Au moment de mettre la clé sous la porte de son magasin d’habits de seconde main, il y a quelques semaines, Camille Grandjean était amère. À cause d’une certaine hypocrisie de sa clientèle, qui dit adorer les fripes mais préfère commander sur internet, mais surtout contre elle-même. Comment elle, la Gruérienne, a-t-elle pu ouvrir son magasin à Fribourg plutôt qu’à Bulle? Sa Baraque à fripes, dans une impasse commerciale à la Rue de Lausanne, aurait survécu sans problème dans la deuxième ville du canton. La jeune trentenaire en est sûre.

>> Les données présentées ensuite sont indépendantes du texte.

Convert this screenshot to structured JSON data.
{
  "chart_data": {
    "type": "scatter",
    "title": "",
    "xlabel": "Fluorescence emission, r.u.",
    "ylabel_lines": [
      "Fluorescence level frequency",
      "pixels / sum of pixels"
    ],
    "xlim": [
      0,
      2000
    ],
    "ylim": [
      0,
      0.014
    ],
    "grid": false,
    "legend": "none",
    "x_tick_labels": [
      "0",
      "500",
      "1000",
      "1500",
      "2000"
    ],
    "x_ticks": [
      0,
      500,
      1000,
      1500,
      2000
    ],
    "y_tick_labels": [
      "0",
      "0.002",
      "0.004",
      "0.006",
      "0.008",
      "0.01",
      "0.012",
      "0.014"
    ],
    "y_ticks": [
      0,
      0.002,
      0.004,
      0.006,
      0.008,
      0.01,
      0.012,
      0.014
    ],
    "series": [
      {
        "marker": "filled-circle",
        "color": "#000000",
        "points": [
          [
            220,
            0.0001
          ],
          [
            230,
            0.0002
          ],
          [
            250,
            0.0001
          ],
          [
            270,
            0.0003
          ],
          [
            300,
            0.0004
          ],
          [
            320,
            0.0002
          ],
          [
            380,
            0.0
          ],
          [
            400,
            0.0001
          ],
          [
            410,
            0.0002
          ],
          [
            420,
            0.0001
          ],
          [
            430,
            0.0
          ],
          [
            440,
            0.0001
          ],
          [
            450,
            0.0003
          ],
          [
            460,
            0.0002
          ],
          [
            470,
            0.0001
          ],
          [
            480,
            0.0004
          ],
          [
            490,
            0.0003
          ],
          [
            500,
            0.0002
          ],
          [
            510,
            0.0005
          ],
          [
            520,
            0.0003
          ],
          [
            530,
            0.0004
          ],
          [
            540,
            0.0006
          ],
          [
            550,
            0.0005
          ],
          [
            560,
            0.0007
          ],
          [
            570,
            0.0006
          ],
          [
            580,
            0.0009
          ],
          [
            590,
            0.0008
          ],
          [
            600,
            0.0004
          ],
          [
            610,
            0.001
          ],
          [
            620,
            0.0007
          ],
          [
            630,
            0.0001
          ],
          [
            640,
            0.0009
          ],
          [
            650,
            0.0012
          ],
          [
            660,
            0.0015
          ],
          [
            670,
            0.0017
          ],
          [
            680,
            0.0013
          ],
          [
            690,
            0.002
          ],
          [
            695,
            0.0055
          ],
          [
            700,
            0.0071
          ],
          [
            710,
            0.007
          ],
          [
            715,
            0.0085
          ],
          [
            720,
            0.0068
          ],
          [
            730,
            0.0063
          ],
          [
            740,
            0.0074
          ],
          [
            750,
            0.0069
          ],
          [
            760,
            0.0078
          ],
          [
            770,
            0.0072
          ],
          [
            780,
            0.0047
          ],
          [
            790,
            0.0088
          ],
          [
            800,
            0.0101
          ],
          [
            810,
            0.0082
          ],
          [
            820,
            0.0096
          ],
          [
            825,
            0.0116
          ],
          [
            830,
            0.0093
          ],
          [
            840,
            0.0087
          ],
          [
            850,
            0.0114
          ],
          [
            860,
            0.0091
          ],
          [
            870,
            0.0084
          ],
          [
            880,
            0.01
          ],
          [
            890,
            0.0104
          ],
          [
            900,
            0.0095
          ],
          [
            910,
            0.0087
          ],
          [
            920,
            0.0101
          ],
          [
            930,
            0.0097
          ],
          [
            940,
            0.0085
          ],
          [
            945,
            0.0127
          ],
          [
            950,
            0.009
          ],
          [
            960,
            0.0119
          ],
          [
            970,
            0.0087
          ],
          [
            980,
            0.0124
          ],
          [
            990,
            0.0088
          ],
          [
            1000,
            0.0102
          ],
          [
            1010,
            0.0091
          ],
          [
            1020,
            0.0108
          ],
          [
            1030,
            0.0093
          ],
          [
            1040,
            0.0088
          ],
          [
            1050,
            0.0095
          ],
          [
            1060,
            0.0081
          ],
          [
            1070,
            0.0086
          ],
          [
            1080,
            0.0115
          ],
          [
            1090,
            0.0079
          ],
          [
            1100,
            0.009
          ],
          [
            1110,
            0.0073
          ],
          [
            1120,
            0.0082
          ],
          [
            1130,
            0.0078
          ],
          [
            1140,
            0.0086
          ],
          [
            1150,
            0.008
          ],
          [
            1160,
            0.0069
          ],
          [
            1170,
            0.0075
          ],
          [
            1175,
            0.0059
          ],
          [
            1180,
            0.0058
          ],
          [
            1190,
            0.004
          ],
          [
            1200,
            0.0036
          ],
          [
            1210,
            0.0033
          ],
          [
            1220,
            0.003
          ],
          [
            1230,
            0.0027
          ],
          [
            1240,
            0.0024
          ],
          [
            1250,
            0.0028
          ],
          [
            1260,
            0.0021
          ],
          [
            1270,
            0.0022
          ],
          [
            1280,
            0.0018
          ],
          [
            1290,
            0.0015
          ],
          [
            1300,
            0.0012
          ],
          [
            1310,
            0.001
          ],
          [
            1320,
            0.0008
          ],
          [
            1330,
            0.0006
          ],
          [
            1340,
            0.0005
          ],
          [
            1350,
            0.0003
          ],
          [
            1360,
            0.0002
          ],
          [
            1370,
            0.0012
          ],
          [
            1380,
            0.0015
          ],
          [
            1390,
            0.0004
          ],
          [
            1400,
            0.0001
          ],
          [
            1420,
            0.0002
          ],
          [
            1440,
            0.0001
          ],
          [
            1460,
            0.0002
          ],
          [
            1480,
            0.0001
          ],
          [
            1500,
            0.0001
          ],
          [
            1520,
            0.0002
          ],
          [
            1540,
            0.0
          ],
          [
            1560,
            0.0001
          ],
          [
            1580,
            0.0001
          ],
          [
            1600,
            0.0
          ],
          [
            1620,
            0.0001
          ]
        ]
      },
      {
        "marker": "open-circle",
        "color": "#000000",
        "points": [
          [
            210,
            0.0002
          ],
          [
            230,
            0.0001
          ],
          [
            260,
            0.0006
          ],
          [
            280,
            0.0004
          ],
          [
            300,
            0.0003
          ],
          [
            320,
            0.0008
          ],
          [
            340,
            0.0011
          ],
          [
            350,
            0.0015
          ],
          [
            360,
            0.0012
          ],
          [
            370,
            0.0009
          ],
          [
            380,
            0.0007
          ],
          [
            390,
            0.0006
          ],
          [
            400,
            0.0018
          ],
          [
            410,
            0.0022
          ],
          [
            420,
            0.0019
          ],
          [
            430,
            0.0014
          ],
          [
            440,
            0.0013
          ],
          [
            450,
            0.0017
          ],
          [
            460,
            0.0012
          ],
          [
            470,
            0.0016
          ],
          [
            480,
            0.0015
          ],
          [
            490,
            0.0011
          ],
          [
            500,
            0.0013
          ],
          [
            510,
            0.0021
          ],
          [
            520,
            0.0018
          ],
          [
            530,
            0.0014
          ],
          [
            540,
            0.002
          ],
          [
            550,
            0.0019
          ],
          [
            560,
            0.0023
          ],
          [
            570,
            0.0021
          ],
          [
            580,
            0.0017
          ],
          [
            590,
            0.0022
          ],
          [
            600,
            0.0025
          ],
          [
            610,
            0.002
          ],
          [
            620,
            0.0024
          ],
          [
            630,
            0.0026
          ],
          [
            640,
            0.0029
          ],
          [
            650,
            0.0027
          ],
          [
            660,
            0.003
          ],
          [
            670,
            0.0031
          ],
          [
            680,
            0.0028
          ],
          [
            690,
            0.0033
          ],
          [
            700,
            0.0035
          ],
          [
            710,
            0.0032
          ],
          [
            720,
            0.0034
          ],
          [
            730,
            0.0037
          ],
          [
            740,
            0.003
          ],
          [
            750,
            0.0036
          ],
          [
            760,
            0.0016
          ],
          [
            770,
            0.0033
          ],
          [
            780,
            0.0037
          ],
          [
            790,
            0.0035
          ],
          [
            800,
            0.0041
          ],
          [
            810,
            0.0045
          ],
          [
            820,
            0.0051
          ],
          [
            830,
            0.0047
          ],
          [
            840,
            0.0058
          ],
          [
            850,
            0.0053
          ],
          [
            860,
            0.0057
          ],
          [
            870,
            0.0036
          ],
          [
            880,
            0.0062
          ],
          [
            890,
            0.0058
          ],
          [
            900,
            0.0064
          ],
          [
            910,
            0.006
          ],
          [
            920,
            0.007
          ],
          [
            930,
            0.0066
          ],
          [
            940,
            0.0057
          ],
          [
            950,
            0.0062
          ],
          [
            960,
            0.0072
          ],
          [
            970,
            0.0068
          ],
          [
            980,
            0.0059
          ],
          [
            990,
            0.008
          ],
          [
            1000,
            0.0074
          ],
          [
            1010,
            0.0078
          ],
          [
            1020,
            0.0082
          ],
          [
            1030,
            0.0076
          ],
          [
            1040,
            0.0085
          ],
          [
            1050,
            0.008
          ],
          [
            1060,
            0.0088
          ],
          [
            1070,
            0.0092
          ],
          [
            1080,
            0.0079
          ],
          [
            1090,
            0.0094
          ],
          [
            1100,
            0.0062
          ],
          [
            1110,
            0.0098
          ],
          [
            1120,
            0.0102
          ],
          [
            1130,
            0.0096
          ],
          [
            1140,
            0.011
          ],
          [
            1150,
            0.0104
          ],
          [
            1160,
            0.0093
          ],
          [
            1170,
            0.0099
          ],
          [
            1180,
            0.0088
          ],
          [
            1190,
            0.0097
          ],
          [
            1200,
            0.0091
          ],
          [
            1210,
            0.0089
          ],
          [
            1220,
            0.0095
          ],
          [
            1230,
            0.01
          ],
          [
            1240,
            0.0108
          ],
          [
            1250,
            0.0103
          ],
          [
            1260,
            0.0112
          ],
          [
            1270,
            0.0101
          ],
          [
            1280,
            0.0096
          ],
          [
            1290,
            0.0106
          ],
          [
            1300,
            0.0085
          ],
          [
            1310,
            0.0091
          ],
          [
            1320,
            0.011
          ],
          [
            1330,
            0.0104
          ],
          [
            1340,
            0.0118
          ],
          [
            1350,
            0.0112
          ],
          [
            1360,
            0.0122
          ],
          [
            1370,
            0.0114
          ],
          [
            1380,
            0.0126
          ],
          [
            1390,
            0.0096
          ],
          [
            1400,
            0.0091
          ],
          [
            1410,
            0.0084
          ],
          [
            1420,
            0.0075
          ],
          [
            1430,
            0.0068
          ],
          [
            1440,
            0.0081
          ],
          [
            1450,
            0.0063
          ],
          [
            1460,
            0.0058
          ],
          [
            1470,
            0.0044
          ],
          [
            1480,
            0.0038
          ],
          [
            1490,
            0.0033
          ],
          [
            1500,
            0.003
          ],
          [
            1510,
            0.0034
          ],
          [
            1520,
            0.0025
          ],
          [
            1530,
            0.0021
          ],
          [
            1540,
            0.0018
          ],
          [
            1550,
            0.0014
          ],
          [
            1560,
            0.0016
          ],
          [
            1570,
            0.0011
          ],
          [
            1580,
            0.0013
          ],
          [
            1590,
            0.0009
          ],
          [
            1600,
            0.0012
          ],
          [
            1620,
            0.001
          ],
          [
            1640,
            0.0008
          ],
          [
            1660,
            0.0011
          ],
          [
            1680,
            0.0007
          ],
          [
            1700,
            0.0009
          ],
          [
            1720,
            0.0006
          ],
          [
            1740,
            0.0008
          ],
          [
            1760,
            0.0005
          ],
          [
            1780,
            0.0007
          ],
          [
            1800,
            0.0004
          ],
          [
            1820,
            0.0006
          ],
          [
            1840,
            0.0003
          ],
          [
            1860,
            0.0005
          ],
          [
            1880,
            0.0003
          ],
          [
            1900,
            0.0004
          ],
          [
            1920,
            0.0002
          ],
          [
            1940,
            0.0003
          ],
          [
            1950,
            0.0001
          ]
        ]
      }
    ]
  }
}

Autre signe du rapport de force qui s’inverse entre les deux cités: lorsque le mythique «Irish», surnom affectueux donné aux Fribourgeois à la succursale locale de la chaîne «Paddy Reilly’s» — aussi présente à Zurich et à Berne — a fermé boutique, ce sont les Bullois qui ont repris la main. Et plutôt deux fois qu’une, puisque les gérants du Buro et de Globull, dans le chef-lieu gruérien, ont aussi fait main basse sur le Sous-Sol, autre bar très fréquenté du centre-ville de Fribourg.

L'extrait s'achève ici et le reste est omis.